Foi o último pescador da família dos Andrés, cujas origens se perdem na noite dos tempos, seiscentos anos atrás, quando os primeiros daquele nome chegaram à ilha. Pai, irmão, filho, neto, bisneto, trineto e tetraneto de pescadores, Luís Rodrigues André, que ontem nos deixou, foi irmão de mais dez irmãos, quase todos pescadores, com excepção das mulheres, desde que nasceram e até que morreram, havendo alguns que emigraram para o Brasil e para a Venezuela.

Com ele e com o irmão Zé Pretinho, aprendi a pescar aos pargos, às chernes e às garoupas, e fiz com ele a última grande pescaria nos mares da Madeira e das Desertas nos anos oitenta do século passado.

Nessa jornada, embarcaram dois (Luís e Sérgio) dos quatro filhos do último dos Andrés, tinha o Sérgio apenas seis anos de idade. Luís, o filho mais velho da série dos Luíses Andrés que nos deixaram, era já nessa altura um pescador notável, com capacidade e competência de comando do João Bosco, a embarcação em que então navegávamos.
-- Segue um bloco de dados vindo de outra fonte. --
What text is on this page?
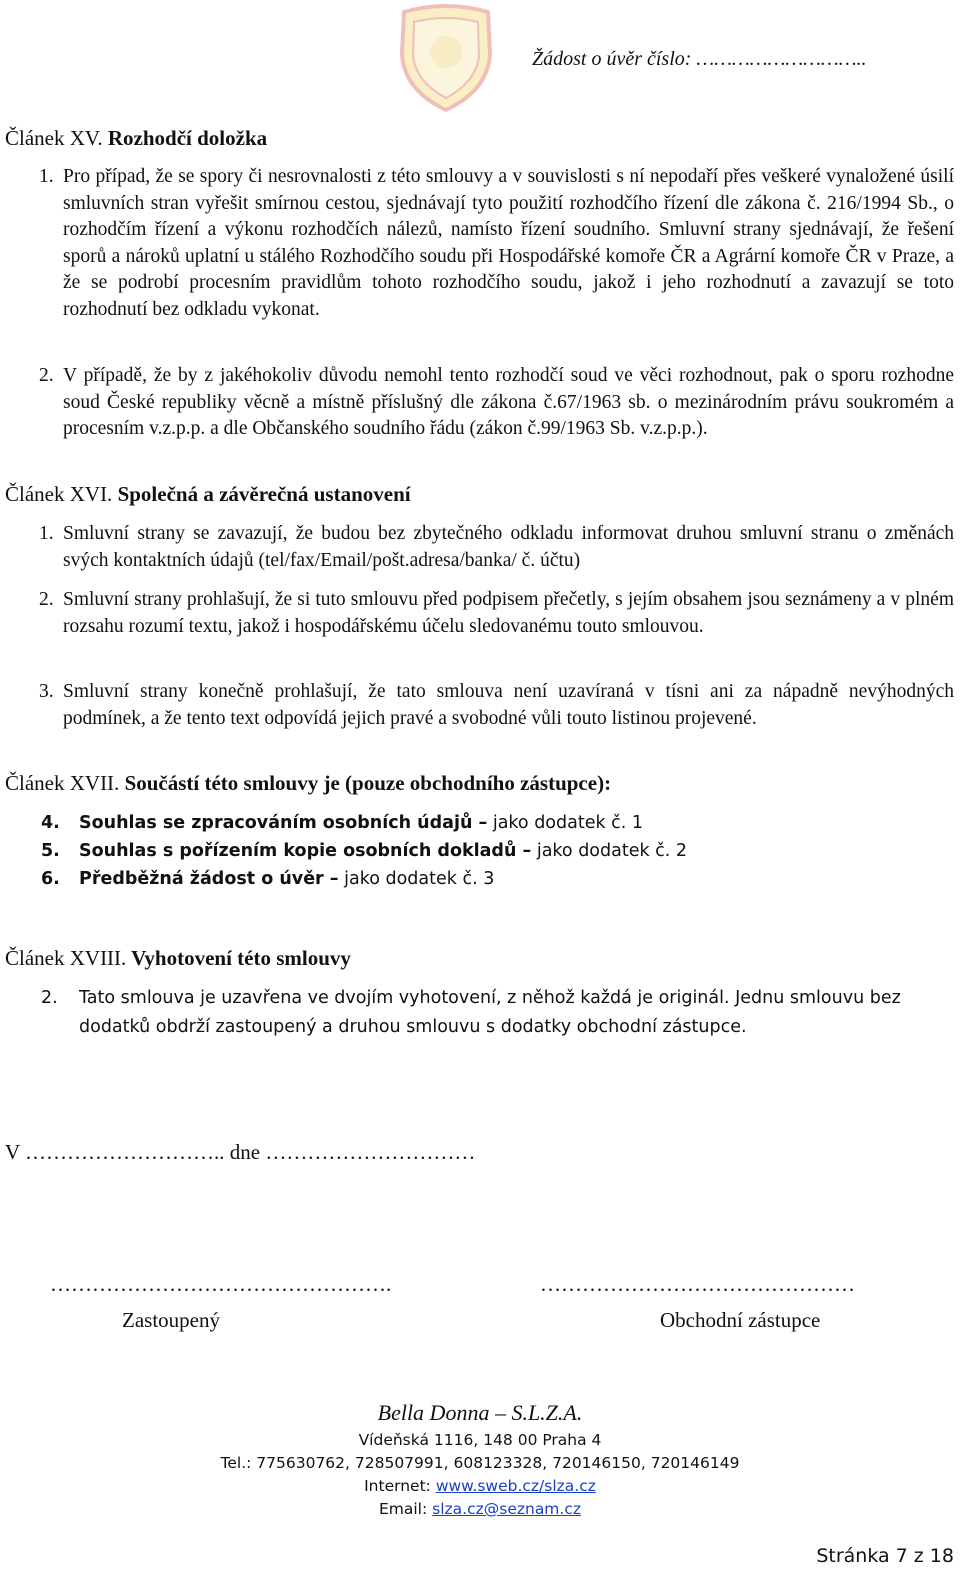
Žádost o úvěr číslo: ………………………..
Článek XV. Rozhodčí doložka

1. Pro případ, že se spory či nesrovnalosti z této smlouvy a v souvislosti s ní nepodaří přes veškeré vynaložené úsilí smluvních stran vyřešit smírnou cestou, sjednávají tyto použití rozhodčího řízení dle zákona č. 216/1994 Sb., o rozhodčím řízení a výkonu rozhodčích nálezů, namísto řízení soudního. Smluvní strany sjednávají, že řešení sporů a nároků uplatní u stálého Rozhodčího soudu při Hospodářské komoře ČR a Agrární komoře ČR v Praze, a že se podrobí procesním pravidlům tohoto rozhodčího soudu, jakož i jeho rozhodnutí a zavazují se toto rozhodnutí bez odkladu vykonat.

2. V případě, že by z jakéhokoliv důvodu nemohl tento rozhodčí soud ve věci rozhodnout, pak o sporu rozhodne soud České republiky věcně a místně příslušný dle zákona č.67/1963 sb. o mezinárodním právu soukromém a procesním v.z.p.p. a dle Občanského soudního řádu (zákon č.99/1963 Sb. v.z.p.p.).

Článek XVI. Společná a závěrečná ustanovení

1. Smluvní strany se zavazují, že budou bez zbytečného odkladu informovat druhou smluvní stranu o změnách svých kontaktních údajů (tel/fax/Email/pošt.adresa/banka/ č. účtu)

2. Smluvní strany prohlašují, že si tuto smlouvu před podpisem přečetly, s jejím obsahem jsou seznámeny a v plném rozsahu rozumí textu, jakož i hospodářskému účelu sledovanému touto smlouvou.

3. Smluvní strany konečně prohlašují, že tato smlouva není uzavíraná v tísni ani za nápadně nevýhodných podmínek, a že tento text odpovídá jejich pravé a svobodné vůli touto listinou projevené.

Článek XVII. Součástí této smlouvy je (pouze obchodního zástupce):

4. Souhlas se zpracováním osobních údajů – jako dodatek č. 1

5. Souhlas s pořízením kopie osobních dokladů – jako dodatek č. 2

6. Předběžná žádost o úvěr – jako dodatek č. 3

Článek XVIII. Vyhotovení této smlouvy

2. Tato smlouva je uzavřena ve dvojím vyhotovení, z něhož každá je originál. Jednu smlouvu bez dodatků obdrží zastoupený a druhou smlouvu s dodatky obchodní zástupce.

V ……………………….. dne …………………………
………………………………………….	………………………………………
Zastoupený	Obchodní zástupce
Bella Donna – S.L.Z.A.
Vídeňská 1116, 148 00 Praha 4
Tel.: 775630762, 728507991, 608123328, 720146150, 720146149
Internet: www.sweb.cz/slza.cz
Email: slza.cz@seznam.cz
Stránka 7 z 18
Luís, aquele que verdadeiramente o pai destinara a ser realmente o último dos Andrés, morreu no Oceano Pacífico, ao largo do Panamá, perto da Isla de las Perolas , quando comandava um atuneiro colombiano de grande porte, o Caribe Tuna, e caiu o helicóptero em que efectuava um vôo de reconhecimento dos cardumes.

O meu amigo Luís Rodrigues André, marido da nossa admirada camarada Fernanda Calaça, é um daqueles heróis cujas façanhas quase nunca chegam às bocas do mundo, mas que na verdade tecem toda a história do nosso povo.

Quando tinha vinte e cinco anos, o último dos pescadores dos Andrés partiu para Angola e, numa pequena embarcação de convés coberto, percorreu e pescou nos mares de Moçâmedes e da Namíbia, até 1975.

Abandonado pelo governo português, fugiu de Angola para o Brasil apenas com aquilo que tinha no corpo, enquanto os governos posteriores ao 25 de Abril negociavam a independência com a entrega dos portugueses pobres.

Também pescou longamente nos mares do Brasil, e nos de Cabo Verde, aqui durante dois anos.

Voltou finalmente à Madeira, e continuou a pescar, agora no João Bosco, embarcação onde dormi muito curtas noites nos leitos de proa.

O Luís André era uma autêntica enciclopédia dos mares, das correntes, dos ventos, das espécies marinhas em quase todo o Atlântico, desde a África do Sul até à latitude dos Açores.

O Luís era irmão do António, do José, da formosíssima Rosário, do Fernando, da Lurdes, do Manuel e da explosiva Belmira, a única que ainda está viva, no Brasil, e que veio no Verão passado despedir-se do último dos Andrés, aquele irmão que encerra a saga de uma família de pescadores talvez com seicentos anos de história.

Luís Rodrigues André representou o nosso Partido em todas as eleições que realizámos na Região Autónoma da Madeira. Em meu nome, da minha família e do meu Partido abraço a Fernanda e os filhos, a quem expresso as nossas condolências e solidariedade pela perda do último dos Andrés!